“Here in the arctic, the smallest of lives are miraculous,” said poet Terry Tempest Williams during a trip to ANWR.
In 2005 I knelt in the tundra along the Kongakut River, turned my binoculars upside down and fell head first into layers of flowers and fantasy shapes. Everything tucked just so for warmth and wind protection. And beauty. I watched the 4500 year-old lichen, as the guide explained how it weathers the cold. This ancient presence sings sonnets to the Far North. Not plant and not animal, lichen grow their own vegetables.
And how did life devise itself these stunning survival ways? Each animal and plant reveals a story of adaptation made for tender telling around the campfire. ANWR displays a National Gallery of artwork. Even the stones sort themselves as the soil heaves into patterned ground. Check out the pingos, palsas, frost boils, felsenmeer, strangmoors in E.C. Pielou’s gripping “The Naturalist’s Guide to the Arctic.” Pielou calls it “splendor and surprises.”

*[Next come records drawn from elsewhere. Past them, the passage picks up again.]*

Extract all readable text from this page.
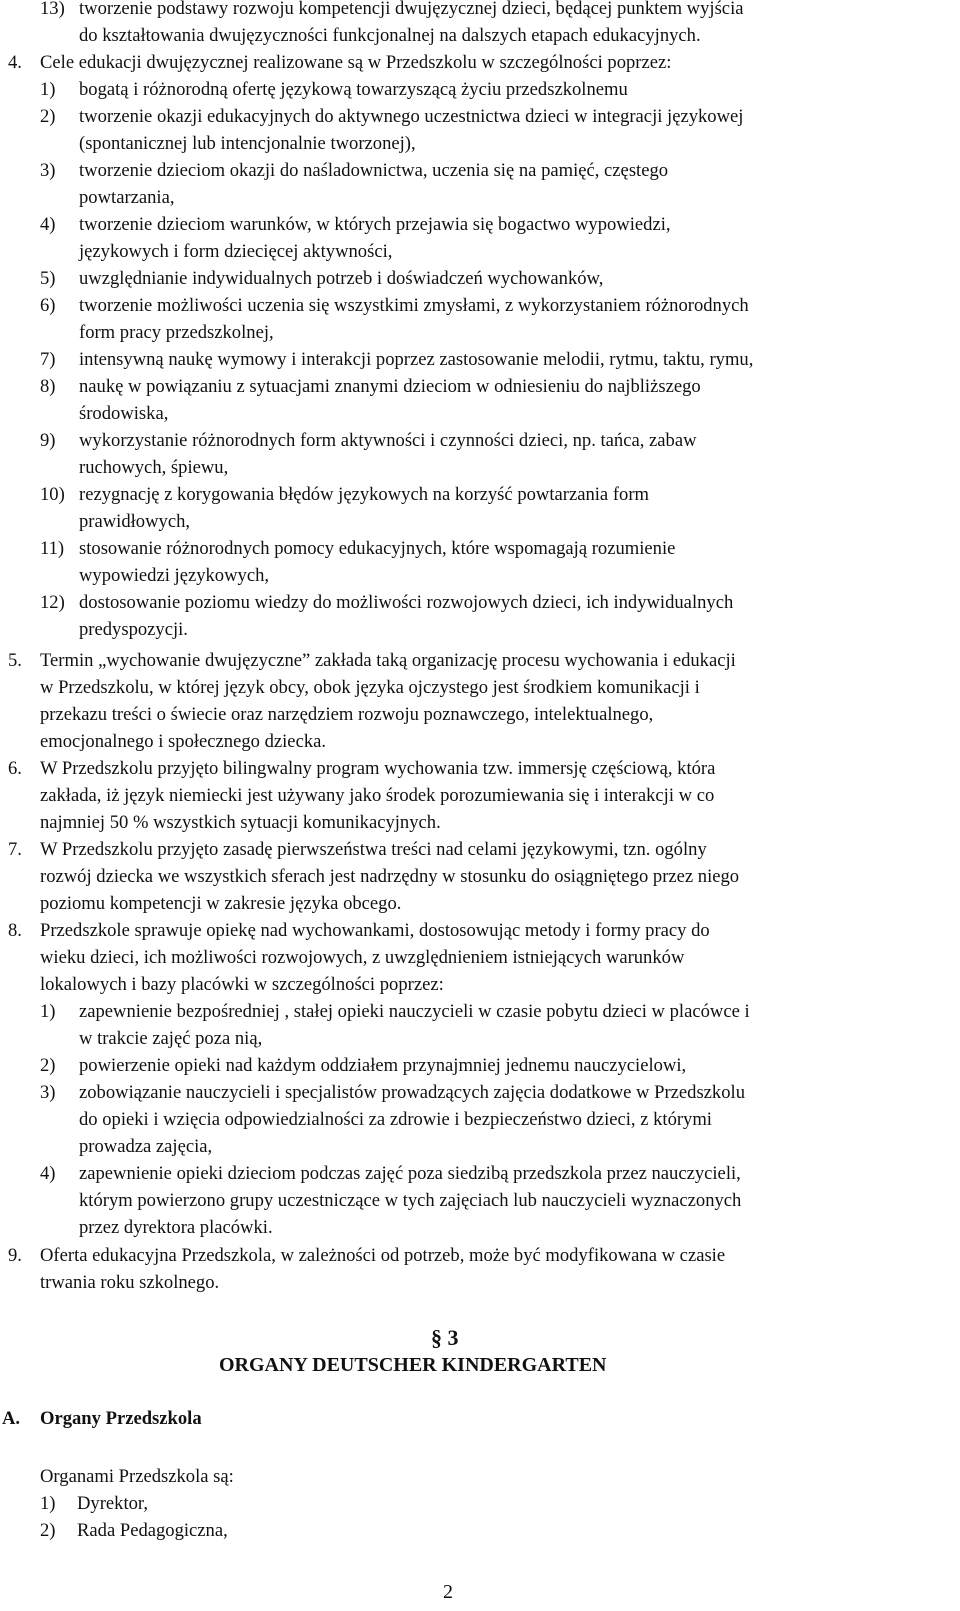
13) tworzenie podstawy rozwoju kompetencji dwujęzycznej dzieci, będącej punktem wyjścia
do kształtowania dwujęzyczności funkcjonalnej na dalszych etapach edukacyjnych.
4. Cele edukacji dwujęzycznej realizowane są w Przedszkolu w szczególności poprzez:
1) bogatą i różnorodną ofertę językową towarzyszącą życiu przedszkolnemu
2) tworzenie okazji edukacyjnych do aktywnego uczestnictwa dzieci w integracji językowej
(spontanicznej lub intencjonalnie tworzonej),
3) tworzenie dzieciom okazji do naśladownictwa, uczenia się na pamięć, częstego
powtarzania,
4) tworzenie dzieciom warunków, w których przejawia się bogactwo wypowiedzi,
językowych i form dziecięcej aktywności,
5) uwzględnianie indywidualnych potrzeb i doświadczeń wychowanków,
6) tworzenie możliwości uczenia się wszystkimi zmysłami, z wykorzystaniem różnorodnych
form pracy przedszkolnej,
7) intensywną naukę wymowy i interakcji poprzez zastosowanie melodii, rytmu, taktu, rymu,
8) naukę w powiązaniu z sytuacjami znanymi dzieciom w odniesieniu do najbliższego
środowiska,
9) wykorzystanie różnorodnych form aktywności i czynności dzieci, np. tańca, zabaw
ruchowych, śpiewu,
10) rezygnację z korygowania błędów językowych na korzyść powtarzania form
prawidłowych,
11) stosowanie różnorodnych pomocy edukacyjnych, które wspomagają rozumienie
wypowiedzi językowych,
12) dostosowanie poziomu wiedzy do możliwości rozwojowych dzieci, ich indywidualnych
predyspozycji.
5. Termin „wychowanie dwujęzyczne” zakłada taką organizację procesu wychowania i edukacji
w Przedszkolu, w której język obcy, obok języka ojczystego jest środkiem komunikacji i
przekazu treści o świecie oraz narzędziem rozwoju poznawczego, intelektualnego,
emocjonalnego i społecznego dziecka.
6. W Przedszkolu przyjęto bilingwalny program wychowania tzw. immersję częściową, która
zakłada, iż język niemiecki jest używany jako środek porozumiewania się i interakcji w co
najmniej 50 % wszystkich sytuacji komunikacyjnych.
7. W Przedszkolu przyjęto zasadę pierwszeństwa treści nad celami językowymi, tzn. ogólny
rozwój dziecka we wszystkich sferach jest nadrzędny w stosunku do osiągniętego przez niego
poziomu kompetencji w zakresie języka obcego.
8. Przedszkole sprawuje opiekę nad wychowankami, dostosowując metody i formy pracy do
wieku dzieci, ich możliwości rozwojowych, z uwzględnieniem istniejących warunków
lokalowych i bazy placówki w szczególności poprzez:
1) zapewnienie bezpośredniej , stałej opieki nauczycieli w czasie pobytu dzieci w placówce i
w trakcie zajęć poza nią,
2) powierzenie opieki nad każdym oddziałem przynajmniej jednemu nauczycielowi,
3) zobowiązanie nauczycieli i specjalistów prowadzących zajęcia dodatkowe w Przedszkolu
do opieki i wzięcia odpowiedzialności za zdrowie i bezpieczeństwo dzieci, z którymi
prowadza zajęcia,
4) zapewnienie opieki dzieciom podczas zajęć poza siedzibą przedszkola przez nauczycieli,
którym powierzono grupy uczestniczące w tych zajęciach lub nauczycieli wyznaczonych
przez dyrektora placówki.
9. Oferta edukacyjna Przedszkola, w zależności od potrzeb, może być modyfikowana w czasie
trwania roku szkolnego.
§ 3
ORGANY DEUTSCHER KINDERGARTEN
A. Organy Przedszkola
Organami Przedszkola są:
1) Dyrektor,
2) Rada Pedagogiczna,
2
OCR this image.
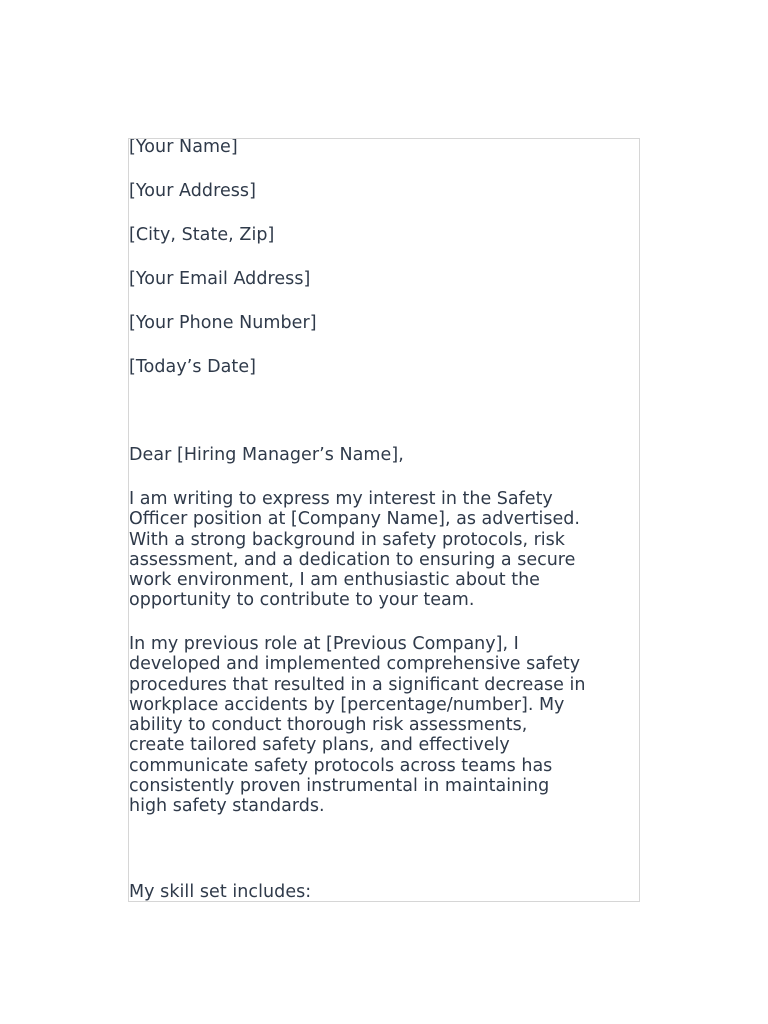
[Your Name]
[Your Address]
[City, State, Zip]
[Your Email Address]
[Your Phone Number]
[Today’s Date]
Dear [Hiring Manager’s Name],
I am writing to express my interest in the Safety
Officer position at [Company Name], as advertised.
With a strong background in safety protocols, risk
assessment, and a dedication to ensuring a secure
work environment, I am enthusiastic about the
opportunity to contribute to your team.
In my previous role at [Previous Company], I
developed and implemented comprehensive safety
procedures that resulted in a significant decrease in
workplace accidents by [percentage/number]. My
ability to conduct thorough risk assessments,
create tailored safety plans, and effectively
communicate safety protocols across teams has
consistently proven instrumental in maintaining
high safety standards.
My skill set includes:
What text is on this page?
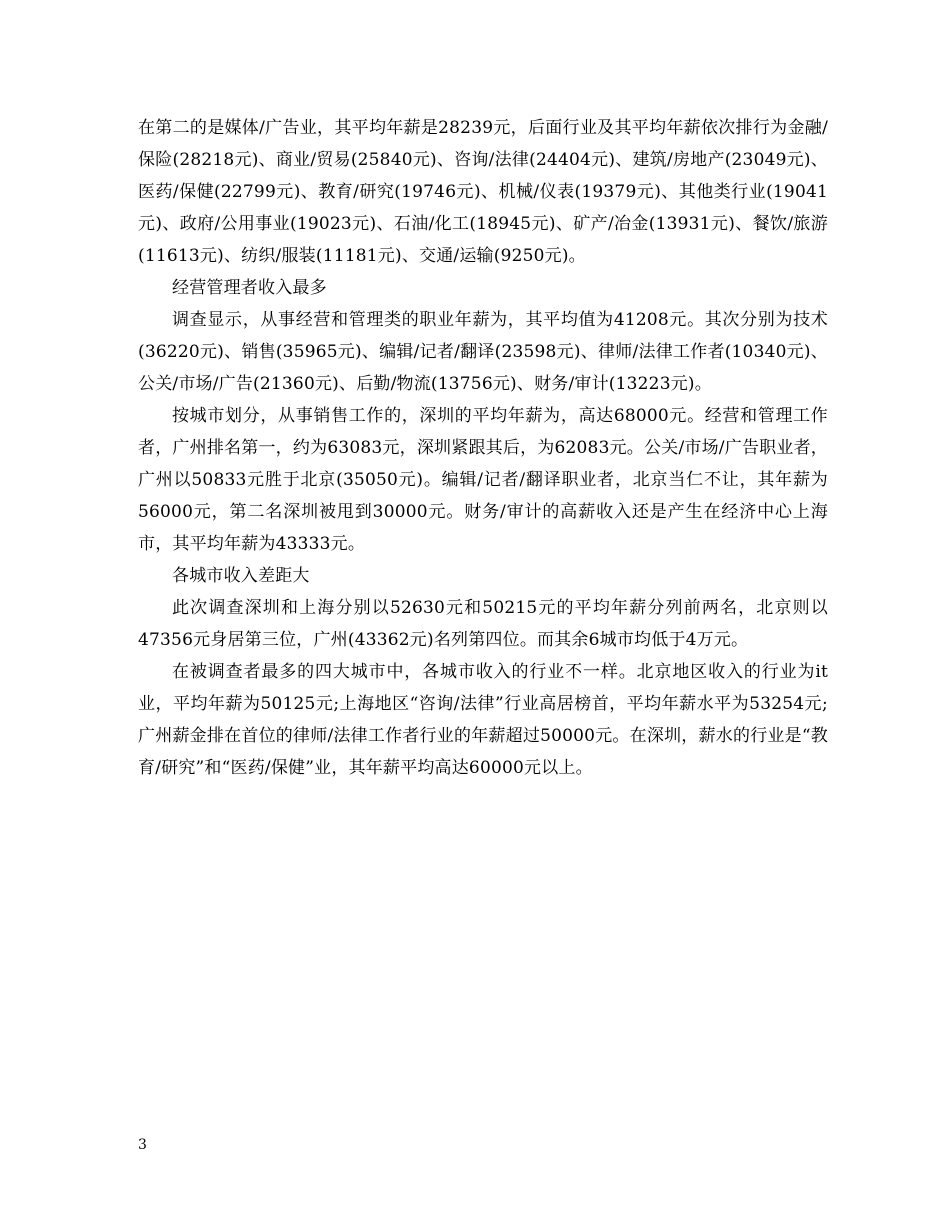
在第二的是媒体/广告业，其平均年薪是28239元，后面行业及其平均年薪依次排行为金融/保险(28218元)、商业/贸易(25840元)、咨询/法律(24404元)、建筑/房地产(23049元)、医药/保健(22799元)、教育/研究(19746元)、机械/仪表(19379元)、其他类行业(19041元)、政府/公用事业(19023元)、石油/化工(18945元)、矿产/冶金(13931元)、餐饮/旅游(11613元)、纺织/服装(11181元)、交通/运输(9250元)。

经营管理者收入最多

调查显示，从事经营和管理类的职业年薪为，其平均值为41208元。其次分别为技术(36220元)、销售(35965元)、编辑/记者/翻译(23598元)、律师/法律工作者(10340元)、公关/市场/广告(21360元)、后勤/物流(13756元)、财务/审计(13223元)。

按城市划分，从事销售工作的，深圳的平均年薪为，高达68000元。经营和管理工作者，广州排名第一，约为63083元，深圳紧跟其后，为62083元。公关/市场/广告职业者，广州以50833元胜于北京(35050元)。编辑/记者/翻译职业者，北京当仁不让，其年薪为56000元，第二名深圳被甩到30000元。财务/审计的高薪收入还是产生在经济中心上海市，其平均年薪为43333元。

各城市收入差距大

此次调查深圳和上海分别以52630元和50215元的平均年薪分列前两名，北京则以47356元身居第三位，广州(43362元)名列第四位。而其余6城市均低于4万元。

在被调查者最多的四大城市中，各城市收入的行业不一样。北京地区收入的行业为it业，平均年薪为50125元;上海地区“咨询/法律”行业高居榜首，平均年薪水平为53254元;广州薪金排在首位的律师/法律工作者行业的年薪超过50000元。在深圳，薪水的行业是“教育/研究”和“医药/保健”业，其年薪平均高达60000元以上。

3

Since birds from all the states migrate to ANWR for breeding, many Americans want to preserve the Coastal Plain.
No surprise that the measure of our democracy is how carefully we protect vulnerable beings. ANWR honors one of the last places Native people can live their subsistence lives. In sacred trust, we have the American duty of safe harbor for the Gwich’in ancient home. The 7,000 Gwich’in are 100 percent opposed to oil drilling. How unjust to harm the Coastal Plain, the Gwich’in spiritual center where caribou calve free of predators.
We Alaskans know oil spills occur all the time. Possibly 400 per year. We remember 2006 when BP’s leak detection failed in Prudhoe, and an oil worker smelled fuel-scented wetlands. 260,000 gallons leaked into the tundra. And last week a helicopter spotted the gas leak in Cook Inlet.
Oil spills do not belong in wildlife refuges. Clean-up is not profitable. When crew and equipment get weathered in, days go by, black warmth oozing.
Last week KTOO’s “Alaska Nightly News” revealed that oil companies spend $400,000 per mile to build ice roads. Each winter each company constructs 30 to 80 miles. This protects the fragile tundra but how special if Alaska were more fossil fuel free and this corporate money could fund Alaskan engineers and their sustainable energy projects.
This is an especially dangerous time to push ANWR drilling. The Administration reaches malignantly, as Dan Rather says, into every corner of American life, dismantling, harming, smothering.
The indigenous peoples’ respectful connection with homeland and animals is not easily translated into English, and I’ve listened to Nora and the late Richard Daunenhauer explain how we English-only speakers have much to learn. This refuge has much to teach us.
• Lin Davis is a 24-year Juneau resident who hikes every day. She recently testified to the House Resources Committee in opposition to drilling in ANWR.